In the electronics industry, as products such as cell phones and camcorders become smaller and smaller, increased miniaturization of integrated circuit (IC) packages has become more and more critical. At the same time, higher performance and lower cost have become essential for new products.
Multiple die module designs have responded to the need for increasing the number of electronic devices, such as integrated circuits or memory dies, within smaller areas. Initially, dies or dies were connected in an unpackaged, bare form in a horizontal plane. More recently, the industry has begun implementing integration by stacking dies. Three-dimensional packaging of this type offers higher die density and less required interconnect density than two-dimensional multiple die substrates. Furthermore, stacking provides a dense die structure having the footprint of a one-die package, and obtaining thicknesses that have been continuously decreasing.

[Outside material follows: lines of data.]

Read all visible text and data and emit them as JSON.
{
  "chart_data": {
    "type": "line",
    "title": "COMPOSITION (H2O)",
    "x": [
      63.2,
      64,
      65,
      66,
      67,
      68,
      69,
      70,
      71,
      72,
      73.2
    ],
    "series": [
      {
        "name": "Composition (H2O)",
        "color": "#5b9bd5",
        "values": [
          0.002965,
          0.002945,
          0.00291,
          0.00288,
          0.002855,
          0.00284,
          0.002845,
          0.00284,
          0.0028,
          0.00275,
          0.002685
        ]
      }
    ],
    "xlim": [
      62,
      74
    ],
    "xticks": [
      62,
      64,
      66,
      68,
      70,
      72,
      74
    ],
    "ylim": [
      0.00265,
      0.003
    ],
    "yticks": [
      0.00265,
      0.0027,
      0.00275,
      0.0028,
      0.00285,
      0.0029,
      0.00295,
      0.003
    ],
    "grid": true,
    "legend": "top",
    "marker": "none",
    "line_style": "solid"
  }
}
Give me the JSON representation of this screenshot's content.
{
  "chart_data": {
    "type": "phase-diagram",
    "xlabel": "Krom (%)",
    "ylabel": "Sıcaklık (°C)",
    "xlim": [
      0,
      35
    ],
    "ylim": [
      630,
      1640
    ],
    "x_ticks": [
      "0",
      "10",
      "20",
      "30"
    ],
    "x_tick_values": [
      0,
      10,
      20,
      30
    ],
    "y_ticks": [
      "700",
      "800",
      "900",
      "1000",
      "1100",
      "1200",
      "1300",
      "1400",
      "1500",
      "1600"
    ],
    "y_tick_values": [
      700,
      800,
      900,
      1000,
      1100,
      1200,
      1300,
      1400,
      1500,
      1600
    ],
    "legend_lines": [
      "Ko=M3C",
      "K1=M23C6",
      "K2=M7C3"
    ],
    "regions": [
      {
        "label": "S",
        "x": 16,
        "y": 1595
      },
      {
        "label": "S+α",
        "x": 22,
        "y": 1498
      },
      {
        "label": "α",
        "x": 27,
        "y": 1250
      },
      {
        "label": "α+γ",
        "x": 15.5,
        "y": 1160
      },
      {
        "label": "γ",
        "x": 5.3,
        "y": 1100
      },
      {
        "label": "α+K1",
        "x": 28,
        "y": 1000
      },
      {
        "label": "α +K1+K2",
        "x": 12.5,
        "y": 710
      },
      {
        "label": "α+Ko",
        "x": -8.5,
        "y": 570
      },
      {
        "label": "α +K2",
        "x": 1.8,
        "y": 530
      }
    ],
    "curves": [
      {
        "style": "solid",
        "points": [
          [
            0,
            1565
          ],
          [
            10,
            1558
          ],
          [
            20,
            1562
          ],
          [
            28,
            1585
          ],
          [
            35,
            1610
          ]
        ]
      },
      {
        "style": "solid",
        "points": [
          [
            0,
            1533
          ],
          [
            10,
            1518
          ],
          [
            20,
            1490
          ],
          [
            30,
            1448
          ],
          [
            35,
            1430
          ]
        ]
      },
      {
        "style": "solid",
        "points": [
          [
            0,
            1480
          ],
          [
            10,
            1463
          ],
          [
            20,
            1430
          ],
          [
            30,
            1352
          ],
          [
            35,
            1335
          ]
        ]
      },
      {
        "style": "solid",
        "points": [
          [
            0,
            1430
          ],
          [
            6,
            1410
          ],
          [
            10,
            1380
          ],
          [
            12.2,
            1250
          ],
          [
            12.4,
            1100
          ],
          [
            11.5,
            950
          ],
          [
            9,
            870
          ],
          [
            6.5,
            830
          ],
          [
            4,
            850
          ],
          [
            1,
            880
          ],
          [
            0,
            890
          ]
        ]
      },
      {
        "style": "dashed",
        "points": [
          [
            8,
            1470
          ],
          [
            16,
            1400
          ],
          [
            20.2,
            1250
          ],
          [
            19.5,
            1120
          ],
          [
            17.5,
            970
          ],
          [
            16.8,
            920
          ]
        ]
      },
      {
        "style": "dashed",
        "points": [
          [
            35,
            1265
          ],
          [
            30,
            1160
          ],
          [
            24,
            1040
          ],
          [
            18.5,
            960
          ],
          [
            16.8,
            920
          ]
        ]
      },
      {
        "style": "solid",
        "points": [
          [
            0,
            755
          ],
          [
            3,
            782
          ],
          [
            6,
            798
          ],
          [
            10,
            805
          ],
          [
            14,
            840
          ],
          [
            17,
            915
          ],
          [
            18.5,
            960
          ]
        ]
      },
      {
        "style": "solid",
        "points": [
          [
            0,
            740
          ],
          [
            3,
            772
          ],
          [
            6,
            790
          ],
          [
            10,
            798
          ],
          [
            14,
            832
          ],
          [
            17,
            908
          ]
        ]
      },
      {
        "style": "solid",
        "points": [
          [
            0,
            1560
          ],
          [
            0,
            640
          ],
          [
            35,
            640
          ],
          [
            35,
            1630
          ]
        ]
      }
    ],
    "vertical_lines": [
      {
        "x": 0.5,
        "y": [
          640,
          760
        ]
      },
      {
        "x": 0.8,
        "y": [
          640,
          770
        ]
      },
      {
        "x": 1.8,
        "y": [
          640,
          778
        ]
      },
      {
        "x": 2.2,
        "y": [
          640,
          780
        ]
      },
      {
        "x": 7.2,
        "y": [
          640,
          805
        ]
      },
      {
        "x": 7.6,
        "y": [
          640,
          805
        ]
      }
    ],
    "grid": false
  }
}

The primary practical limitation to the number of dies that can be stacked in a stacked die package system is the low final test yield of the stacked-die package. It is inevitable that some of the die in the package will be defective to some extent, and therefore the final package test yield will be the product of the individual die test yields, each of which is always less than 100%. This can be particularly a problem even if only two die are stacked in a package but one of them has low yield because of design complexity or technology.
As integrated circuit packages become smaller, it is also increasingly difficult to test each die separately, due to handling difficulties since the individual die are stacked with adhesive or spacer and in between on a substrate. Further, because the quality of the die cannot be determined, defects in the module can be found only after the module has been assembled.
As a result, the yield of the semiconductor module is lowered while its cost increases. For this reason, a need still therefore exists for a system allowing separate testing of each die package in an efficient manner while providing an efficient use of the limited amount of space. In view of the ever-increasing need to save costs and improve efficiencies, it is more and more critical that answers be found to these problems.
Solutions to these problems have been long sought but prior developments have not taught or suggested any solutions and, thus, solutions to these problems have long eluded those skilled in the art.